Dating: Like or Love?
When considering a potential marriage partner, who you like is more important than who you love. Learning how to love someone is relatively easy; learning how to like someone is much more difficult. In part, that’s because those things we like in another person often have to do with well-established traits. Thus, those traits are harder to reshape. Love, on the other hand, can be developed and nurtured by a couple. Love will take many different forms over a lifetime, depending on the individuals and the particular season of life.
Unfortunately, society sends our youth the wrong message when it comes to relationships. “Find someone to love” or “find a great sex partner” are messages too commonly communicated. This thinking is backwards, resulting in many failed relationships and marriages. We are emphasizing love and sex—both of which can be learned and developed—rather than encouraging evaluation based on what is genuinely liked in another person. Furthermore, consider the following: even a marriage relationship marked with lots of romance and a robust sex life will find that time spent in love-making rarely amounts to as much as 5% of one’s total marriage hours in a given week or month. So why would one make something that comprises only 5% of his or her time a major criteria in mate selection? Society’s message is completely distorted and out of balance, leading to relational pain and other devastating consequences.

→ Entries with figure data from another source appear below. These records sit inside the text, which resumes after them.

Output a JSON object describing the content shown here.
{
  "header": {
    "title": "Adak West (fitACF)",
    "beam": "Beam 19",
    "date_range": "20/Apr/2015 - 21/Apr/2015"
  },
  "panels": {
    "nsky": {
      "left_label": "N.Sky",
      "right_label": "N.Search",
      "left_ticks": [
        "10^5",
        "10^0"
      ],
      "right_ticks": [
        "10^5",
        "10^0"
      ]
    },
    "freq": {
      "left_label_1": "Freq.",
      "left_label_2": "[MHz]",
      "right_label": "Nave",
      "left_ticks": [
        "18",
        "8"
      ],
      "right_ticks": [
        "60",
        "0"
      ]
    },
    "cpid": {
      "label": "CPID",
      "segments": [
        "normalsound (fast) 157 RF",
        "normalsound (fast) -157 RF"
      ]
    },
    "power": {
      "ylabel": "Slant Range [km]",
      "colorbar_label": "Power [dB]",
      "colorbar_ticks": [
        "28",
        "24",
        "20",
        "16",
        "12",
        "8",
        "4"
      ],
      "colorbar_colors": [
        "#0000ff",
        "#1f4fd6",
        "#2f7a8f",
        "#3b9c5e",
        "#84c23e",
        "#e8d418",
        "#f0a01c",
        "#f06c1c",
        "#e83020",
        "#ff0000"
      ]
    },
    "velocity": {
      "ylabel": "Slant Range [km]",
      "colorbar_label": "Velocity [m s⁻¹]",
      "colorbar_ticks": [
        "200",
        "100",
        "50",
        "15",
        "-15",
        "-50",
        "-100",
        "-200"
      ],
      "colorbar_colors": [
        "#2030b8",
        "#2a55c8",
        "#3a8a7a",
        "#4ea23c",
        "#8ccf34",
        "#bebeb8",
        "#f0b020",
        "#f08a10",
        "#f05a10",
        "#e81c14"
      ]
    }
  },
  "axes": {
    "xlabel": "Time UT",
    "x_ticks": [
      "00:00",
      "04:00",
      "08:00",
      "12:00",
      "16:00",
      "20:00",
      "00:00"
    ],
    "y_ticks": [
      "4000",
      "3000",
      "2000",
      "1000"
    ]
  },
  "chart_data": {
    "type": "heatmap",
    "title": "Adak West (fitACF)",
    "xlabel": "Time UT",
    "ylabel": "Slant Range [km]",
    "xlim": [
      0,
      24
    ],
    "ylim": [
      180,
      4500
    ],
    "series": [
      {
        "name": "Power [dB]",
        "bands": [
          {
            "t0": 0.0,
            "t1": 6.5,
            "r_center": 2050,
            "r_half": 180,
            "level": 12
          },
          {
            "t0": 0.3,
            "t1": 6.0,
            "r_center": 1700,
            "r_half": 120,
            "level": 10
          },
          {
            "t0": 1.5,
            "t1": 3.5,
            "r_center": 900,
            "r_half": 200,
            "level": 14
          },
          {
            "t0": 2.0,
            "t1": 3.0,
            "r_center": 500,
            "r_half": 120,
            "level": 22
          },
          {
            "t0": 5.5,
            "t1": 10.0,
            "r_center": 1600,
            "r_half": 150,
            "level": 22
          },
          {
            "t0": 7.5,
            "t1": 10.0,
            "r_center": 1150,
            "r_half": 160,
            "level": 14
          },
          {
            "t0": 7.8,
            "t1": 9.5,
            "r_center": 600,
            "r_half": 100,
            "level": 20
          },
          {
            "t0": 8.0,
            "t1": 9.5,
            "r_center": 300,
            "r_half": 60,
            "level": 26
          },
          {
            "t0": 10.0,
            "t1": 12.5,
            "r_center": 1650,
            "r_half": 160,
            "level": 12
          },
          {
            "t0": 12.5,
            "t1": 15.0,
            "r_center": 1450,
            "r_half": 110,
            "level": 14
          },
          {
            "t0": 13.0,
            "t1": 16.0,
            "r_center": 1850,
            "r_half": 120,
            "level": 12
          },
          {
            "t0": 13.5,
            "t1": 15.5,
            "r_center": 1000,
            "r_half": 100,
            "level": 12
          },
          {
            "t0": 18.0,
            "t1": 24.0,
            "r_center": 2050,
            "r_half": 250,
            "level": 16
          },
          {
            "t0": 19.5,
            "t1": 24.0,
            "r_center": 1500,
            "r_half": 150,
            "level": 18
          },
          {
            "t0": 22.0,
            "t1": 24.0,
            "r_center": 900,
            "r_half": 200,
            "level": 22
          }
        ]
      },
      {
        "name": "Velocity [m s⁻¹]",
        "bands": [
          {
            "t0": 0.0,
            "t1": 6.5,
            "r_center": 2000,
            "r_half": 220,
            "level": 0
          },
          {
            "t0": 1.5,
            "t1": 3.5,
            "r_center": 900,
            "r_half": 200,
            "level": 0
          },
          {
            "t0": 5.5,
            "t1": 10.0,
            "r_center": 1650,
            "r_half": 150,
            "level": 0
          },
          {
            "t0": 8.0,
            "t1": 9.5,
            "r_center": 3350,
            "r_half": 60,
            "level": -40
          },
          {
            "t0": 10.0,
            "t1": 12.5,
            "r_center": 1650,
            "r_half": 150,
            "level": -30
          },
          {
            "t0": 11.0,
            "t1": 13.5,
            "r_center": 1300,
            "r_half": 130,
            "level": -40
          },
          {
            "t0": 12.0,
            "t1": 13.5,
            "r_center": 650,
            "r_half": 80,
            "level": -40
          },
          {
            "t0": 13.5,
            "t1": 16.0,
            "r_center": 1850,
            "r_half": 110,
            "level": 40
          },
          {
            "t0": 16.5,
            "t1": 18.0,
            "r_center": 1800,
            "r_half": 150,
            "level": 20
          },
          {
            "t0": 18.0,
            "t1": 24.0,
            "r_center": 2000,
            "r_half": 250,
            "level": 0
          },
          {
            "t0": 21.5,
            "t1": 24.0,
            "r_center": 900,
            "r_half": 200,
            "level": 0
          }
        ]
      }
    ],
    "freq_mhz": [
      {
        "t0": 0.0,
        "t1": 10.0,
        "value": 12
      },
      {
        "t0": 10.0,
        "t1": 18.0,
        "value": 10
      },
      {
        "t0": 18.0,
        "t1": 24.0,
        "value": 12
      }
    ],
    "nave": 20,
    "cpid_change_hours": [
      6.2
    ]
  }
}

Therefore, find someone you really like! Their passions, their interests, their habits, their personality, their worldview, their faith, their family, their sense of humor, their goals—these are the characteristics that will hold a couple together through the years. Once you find someone you like, you can then learn to love that person. You may even be surprised by how much your love grows in the process of appreciating what you like.
Learning to love a friend makes much more sense than learning to like a lover. And evidence suggests the outcome of the former will be much more stable and satisfying in the long run.